Presidential candidates have counted on lobbyists to raise money for their campaigns over many years, but Trump, now the Republican nominee, has avoided such fundraising methods as he runs as an outsider not confined by traditional political methods practiced in Washington.
Trump’s reluctance to woo lobbyists for campaign contributions has helped win him support among Republican voters but has put him in a financial hole compared to Clinton.

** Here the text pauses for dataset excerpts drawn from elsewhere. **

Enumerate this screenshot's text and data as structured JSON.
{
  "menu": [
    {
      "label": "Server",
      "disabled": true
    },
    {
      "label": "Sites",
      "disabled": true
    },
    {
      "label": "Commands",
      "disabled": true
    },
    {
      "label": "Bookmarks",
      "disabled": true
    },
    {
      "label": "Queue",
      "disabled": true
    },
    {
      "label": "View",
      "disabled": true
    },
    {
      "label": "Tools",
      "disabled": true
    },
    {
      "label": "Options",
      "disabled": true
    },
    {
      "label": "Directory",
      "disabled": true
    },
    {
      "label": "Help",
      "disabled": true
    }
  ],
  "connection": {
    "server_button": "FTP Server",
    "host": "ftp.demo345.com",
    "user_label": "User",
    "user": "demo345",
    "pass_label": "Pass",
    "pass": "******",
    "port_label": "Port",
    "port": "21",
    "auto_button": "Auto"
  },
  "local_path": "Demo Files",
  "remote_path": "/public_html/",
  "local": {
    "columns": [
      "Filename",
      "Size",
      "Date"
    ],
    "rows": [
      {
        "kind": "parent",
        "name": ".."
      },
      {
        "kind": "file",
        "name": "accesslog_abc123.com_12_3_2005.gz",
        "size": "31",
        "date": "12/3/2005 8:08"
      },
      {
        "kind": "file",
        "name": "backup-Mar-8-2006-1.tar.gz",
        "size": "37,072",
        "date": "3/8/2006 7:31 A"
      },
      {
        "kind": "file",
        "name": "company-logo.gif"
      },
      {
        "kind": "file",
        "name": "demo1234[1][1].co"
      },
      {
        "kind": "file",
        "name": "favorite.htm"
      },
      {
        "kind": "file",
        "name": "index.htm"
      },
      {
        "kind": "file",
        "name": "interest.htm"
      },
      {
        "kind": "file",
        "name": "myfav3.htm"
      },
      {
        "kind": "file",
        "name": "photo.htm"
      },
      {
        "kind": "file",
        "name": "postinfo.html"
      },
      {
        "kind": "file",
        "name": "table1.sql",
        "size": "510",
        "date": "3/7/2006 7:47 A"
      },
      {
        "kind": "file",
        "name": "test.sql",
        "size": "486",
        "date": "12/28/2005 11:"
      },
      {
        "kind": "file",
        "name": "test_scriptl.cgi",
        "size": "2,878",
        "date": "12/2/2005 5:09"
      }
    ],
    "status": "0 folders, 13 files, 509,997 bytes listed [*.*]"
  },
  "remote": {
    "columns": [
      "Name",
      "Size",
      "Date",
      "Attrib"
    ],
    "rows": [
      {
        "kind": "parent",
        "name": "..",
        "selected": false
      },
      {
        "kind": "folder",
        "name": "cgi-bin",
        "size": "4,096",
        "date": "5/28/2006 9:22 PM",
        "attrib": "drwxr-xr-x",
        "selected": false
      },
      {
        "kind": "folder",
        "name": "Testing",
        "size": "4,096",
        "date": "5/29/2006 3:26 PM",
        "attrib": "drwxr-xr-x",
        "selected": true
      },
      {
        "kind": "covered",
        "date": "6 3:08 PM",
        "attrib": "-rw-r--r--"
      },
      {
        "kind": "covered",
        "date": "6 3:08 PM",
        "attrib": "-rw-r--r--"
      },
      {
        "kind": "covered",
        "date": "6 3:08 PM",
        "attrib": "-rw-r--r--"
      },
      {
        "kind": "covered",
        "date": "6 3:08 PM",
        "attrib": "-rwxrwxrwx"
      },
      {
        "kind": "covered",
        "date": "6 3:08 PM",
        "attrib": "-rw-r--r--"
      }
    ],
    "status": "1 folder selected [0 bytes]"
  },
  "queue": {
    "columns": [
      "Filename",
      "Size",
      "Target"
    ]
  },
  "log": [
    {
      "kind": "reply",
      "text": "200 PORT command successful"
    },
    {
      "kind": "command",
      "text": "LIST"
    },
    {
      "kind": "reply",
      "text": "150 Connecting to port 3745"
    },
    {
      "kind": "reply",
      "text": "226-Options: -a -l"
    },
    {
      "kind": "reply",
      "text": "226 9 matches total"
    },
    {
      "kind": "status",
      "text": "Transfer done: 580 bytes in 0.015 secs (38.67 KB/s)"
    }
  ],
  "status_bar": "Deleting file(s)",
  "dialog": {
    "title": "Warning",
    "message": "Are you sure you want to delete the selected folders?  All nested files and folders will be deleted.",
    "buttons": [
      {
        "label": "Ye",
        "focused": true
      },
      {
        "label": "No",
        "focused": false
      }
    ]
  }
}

The presumptive Democratic nominee’s $7 million figure is the amount of money that federally registered lobbyists have raised for her campaign from the start of the election cycle in 2015 through June 30. People who raise more than $17,600 from friends, family, and colleagues are called bundlers, the Washington Post notes, and campaigns are obligated to disclose those bundlers who are lobbyists–but not all bundlers.
Lobbyists have also raised $2 million for the Hillary Victory Fund, her campaign’s joint fundraising committee with the Democratic National Committee.
About $2.4 million of Clinton’s $7 million total was bundled by veteran Democratic lobbyists, including some of the country’s most prominent fundraisers who work at large firms across many industries.
Some of these high-profile lobbyists who have raised money for Clinton are, according to the Post:
- David Jones, who raised $763,000 for the campaign and $116,000 for the Hillary Victory Fund
- Richard Sullivan, who raised $546,000 for the campaign and $445,000 for the victory fund
- Heather Podesta, who raised $407,000 for the campaign
- Steve Elmendorf, who raised $341,000 for the campaign and $73,000 for the victory fund
- Linda Lipsen, who raised $320,000 for the campaign and $144,000 for the victory fund
Many of these top bundlers work at big firms that have household-name companies as clients–such as Elmendorf, whose lobbying firm Subject Matter boasts clients like Facebook, Goldman Sachs, and Citigroup.
Some of these lobbyists have longtime ties with the Clintons. Jones is on the finance committee for Hillary Clinton’s campaign and held a similar position on Bill Clinton’s 1996 presidential campaign. Sullivan is a former national fundraising director of the Democratic Senatorial Campaign Committee and served as the national finance director for the DNC under President Clinton.
Another lobbyist who has raised large sums of cash for Clinton is Tony Podesta, the brother of John Podesta, Clinton’s campaign chairman. He works for Podesta Group and has raised $268,000 for the Clinton campaign and $31,000 for the victory fund.